BY ADELE SAMMARCO
When Hurricane Sandy ripped across the New Jersey coastline, it not only knocked down power lines, trees and destroyed homes, it also churned over the ocean with such intensity and ferocity, that it became a dumping ground for tons of other debris like fiberglass from boats and metal from cars.
Soon after the Superstorm, Governor Chris Christie hired a Florida-based firm to haul away what was left behind, causing a firestorm of controversy over whether Ashbritt was fairly chosen.
Now, according to the state Department of Environmental Protection, AshBritt, Inc. will be in charge of clearing debris from the waters off the southern most portion of the state, including south of the Barnegat Inlet and the Delaware Bay region. This in addition to what Ashbritt has already been removing from the ground.
Additionally, two other debris removal companies have been thrown into the mix.
The DEP says CrowderGulf of Alabama will be responsible for removing debris from the waters off the central part of the state, from the Navesink River in Monmouth County to the southern tip of Island Beach State Park in Ocean County, which includes Barnegat Bay and all its tributaries.
Donjon Marine, with offices in both New York and New Jersey, will be responsible for the northern portion of the state, from the New York border to Raritan Bay.
So far since the storm hit back in late October, state authorities have removed more than 1,000 battered boats, yet remnants of other vessels still remain capsized and floating around, threatening navigation for the upcoming spring boating season.
The area with the worst structural storm damage, according to state officials, has been northern Barnegat Bay near where a 20 foot-deep inlet formed in Mantoloking in the wake of the storm’s fury, flooding the tony seashore town. The report cited as many as 58 buildings and eight cars were washed away into the bay.
The DEP report points out "considerable sunken vessels and concentrations of other debris such as trees, docks, furniture, and light outdoor structures in waterways", all of which are considered hazardous and must be removed immediately.

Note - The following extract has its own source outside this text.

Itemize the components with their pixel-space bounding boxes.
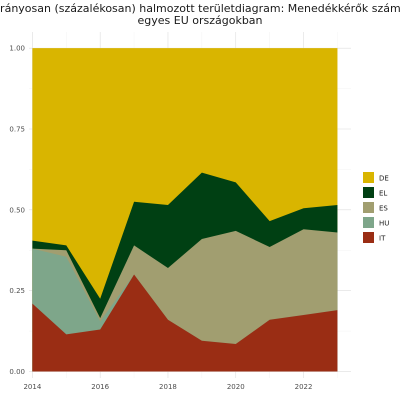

In Brick Township, nearly two dozen boats still remain in what’s been described as a “virtual marine graveyard”. A former supermarket parking lot off Route 70 has been turned into a DEP debris removal site since the storm where crews are working overtime to clear the damage.
SONAR is being used to detect debris embedded at the bottom of Barnegat Bay and its tributaries, including the Manasquan River. After the debris is hauled onto barges and trucks for removal, officials say channels will be dredged to remove all the excess sand that was brought into the waterways.
The DEP says its goal is to ensure that lesser impacted waterways can be open as much as possible for recreational use by this summer.